This is really the meat of it. Without a good point, your lance or spear is just a pole. When is comes to putting the business end on your spear you can go two ways, either a stone/glass point (or some scavenged metal if your knapping skills leave something to be desired), or fire hardened tip. I find fire hardening to be a skill I have no yet mastered, as it takes a certain amount of intuition on my part to tell whether I am indeed fire hardening it, or simply burning it into charcoal. So being halfway decent with a rock and some glass, I settled on using knapped points for my spears. The points above are as follows: (left to right)

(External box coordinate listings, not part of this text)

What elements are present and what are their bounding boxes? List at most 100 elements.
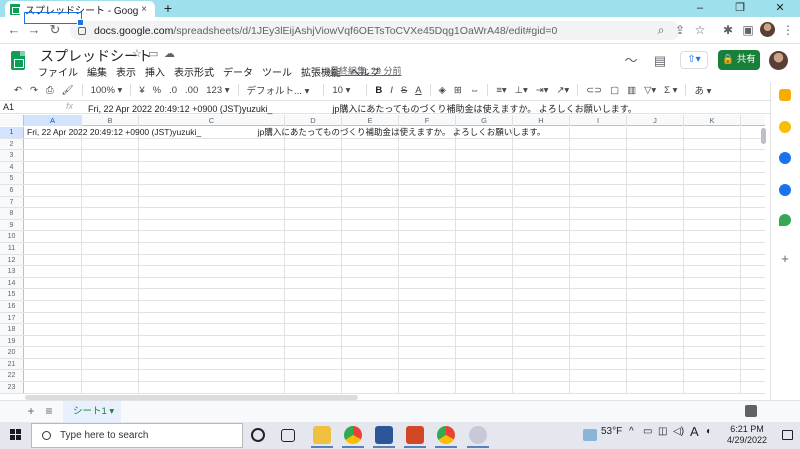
grid-cell[interactable] — [342, 335, 399, 347]
grid-cell[interactable] — [82, 335, 139, 347]
grid-cell[interactable] — [627, 300, 684, 312]
grid-cell[interactable] — [627, 219, 684, 231]
address-bar[interactable]: docs.google.com/spreadsheets/d/1JEy3lEij… — [70, 21, 680, 40]
grid-cell[interactable] — [342, 254, 399, 266]
grid-cell[interactable] — [513, 196, 570, 208]
grid-cell[interactable] — [627, 254, 684, 266]
grid-cell[interactable] — [24, 196, 82, 208]
grid-cell[interactable] — [684, 254, 741, 266]
grid-cell[interactable] — [285, 277, 342, 289]
grid-cell[interactable] — [139, 196, 285, 208]
horizontal-align-icon[interactable]: ≡▾ — [496, 85, 506, 96]
grid-cell[interactable] — [513, 161, 570, 173]
menu-edit[interactable]: 編集 — [87, 64, 107, 79]
grid-cell[interactable] — [82, 300, 139, 312]
grid-cell[interactable] — [399, 300, 456, 312]
grid-cell[interactable] — [342, 300, 399, 312]
paint-format-icon[interactable]: 🖌 — [62, 85, 74, 96]
grid-cell[interactable] — [456, 289, 513, 300]
chrome-window-icon[interactable] — [437, 426, 455, 444]
grid-cell[interactable] — [627, 161, 684, 173]
grid-cell[interactable] — [684, 173, 741, 184]
grid-cell[interactable] — [684, 184, 741, 196]
grid-cell[interactable] — [399, 161, 456, 173]
grid-cell[interactable] — [456, 231, 513, 242]
row-header[interactable]: 6 — [0, 184, 24, 196]
grid-cell[interactable] — [24, 173, 82, 184]
side-panel-icon[interactable]: ▣ — [740, 22, 756, 38]
row-header[interactable]: 10 — [0, 231, 24, 242]
tray-chevron-icon[interactable]: ^ — [629, 426, 634, 437]
row-header[interactable]: 20 — [0, 347, 24, 358]
grid-cell[interactable] — [342, 219, 399, 231]
grid-cell[interactable] — [399, 266, 456, 277]
grid-cell[interactable] — [82, 138, 139, 150]
minimize-button[interactable]: – — [680, 0, 720, 17]
grid-cell[interactable] — [399, 335, 456, 347]
grid-cell[interactable] — [139, 161, 285, 173]
grid-cell[interactable] — [24, 242, 82, 254]
row-header[interactable]: 1 — [0, 127, 24, 138]
text-wrap-icon[interactable]: ⇥▾ — [536, 85, 549, 96]
grid-cell[interactable] — [513, 231, 570, 242]
grid-cell[interactable] — [627, 242, 684, 254]
grid-cell[interactable] — [285, 289, 342, 300]
italic-button[interactable]: I — [390, 85, 393, 96]
new-tab-button[interactable]: + — [161, 1, 175, 15]
grid-cell[interactable] — [24, 324, 82, 335]
grid-cell[interactable] — [139, 208, 285, 219]
grid-cell[interactable] — [570, 196, 627, 208]
present-button[interactable]: ⇧▾ — [680, 51, 708, 69]
row-header[interactable]: 23 — [0, 382, 24, 393]
grid-cell[interactable] — [82, 347, 139, 358]
grid-cell[interactable] — [285, 150, 342, 161]
grid-cell[interactable] — [570, 289, 627, 300]
grid-cell[interactable] — [513, 324, 570, 335]
grid-cell[interactable] — [456, 196, 513, 208]
battery-icon[interactable]: ▭ — [643, 426, 652, 437]
share-button[interactable]: 🔒 共有 — [718, 50, 760, 70]
grid-cell[interactable] — [285, 266, 342, 277]
grid-cell[interactable] — [139, 382, 285, 393]
grid-cell[interactable] — [82, 173, 139, 184]
ime-mode-icon[interactable]: ◐ — [706, 426, 712, 437]
snipping-tool-icon[interactable] — [469, 426, 487, 444]
grid-cell[interactable] — [570, 231, 627, 242]
grid-cell[interactable] — [82, 324, 139, 335]
maps-icon[interactable] — [779, 214, 791, 226]
grid-cell[interactable] — [82, 277, 139, 289]
grid-cell[interactable] — [139, 277, 285, 289]
powerpoint-icon[interactable] — [406, 426, 424, 444]
grid-cell[interactable] — [684, 382, 741, 393]
grid-cell[interactable] — [139, 254, 285, 266]
grid-cell[interactable] — [627, 184, 684, 196]
grid-cell[interactable] — [399, 231, 456, 242]
grid-cell[interactable] — [342, 173, 399, 184]
grid-cell[interactable] — [627, 324, 684, 335]
column-header-h[interactable]: H — [513, 115, 570, 126]
grid-cell[interactable] — [285, 208, 342, 219]
print-icon[interactable]: ⎙ — [46, 85, 54, 96]
column-header-b[interactable]: B — [82, 115, 139, 126]
grid-cell[interactable] — [684, 127, 741, 138]
grid-cell[interactable] — [513, 277, 570, 289]
grid-cell[interactable] — [399, 277, 456, 289]
all-sheets-button[interactable]: ≡ — [42, 404, 56, 418]
grid-cell[interactable] — [684, 266, 741, 277]
menu-file[interactable]: ファイル — [38, 64, 78, 79]
grid-cell[interactable] — [399, 208, 456, 219]
grid-cell[interactable] — [456, 347, 513, 358]
contacts-icon[interactable] — [779, 184, 791, 196]
column-header-j[interactable]: J — [627, 115, 684, 126]
notification-icon[interactable] — [782, 430, 793, 440]
grid-cell[interactable] — [684, 370, 741, 382]
grid-cell[interactable] — [570, 254, 627, 266]
word-icon[interactable] — [375, 426, 393, 444]
tasks-icon[interactable] — [779, 152, 791, 164]
grid-cell[interactable] — [513, 347, 570, 358]
grid-cell[interactable] — [570, 312, 627, 324]
grid-cell[interactable] — [139, 138, 285, 150]
grid-cell[interactable] — [285, 219, 342, 231]
vertical-scrollbar[interactable] — [761, 128, 766, 144]
keep-icon[interactable] — [779, 121, 791, 133]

-Large glass point, I believe from an old window from an abandoned hospital I visited
-Obsidian point, Idaho, no notching
-Notched Obsidian point, very thin
-Raw Texas Chert point, small enough that it might be better suited for an arrow
-Bottle glass point, I really like this one, I was able to flute it on one side
-Raw Texas Chert point, the overall form of this one is very nice, quite a robust point. I used it as an atlatl dart point for awhile

I used pitch to hold the point in place, then wrapped it with sinew I had soaked in the nearby creek. I finished that off with a strip of rawhide to secure everything and protect the hafting. I used a beech sapling for the shaft.

The finished product. It's not as long as some spears can be, but I feel it's size suits the sometimes dense woodlands of the east coast.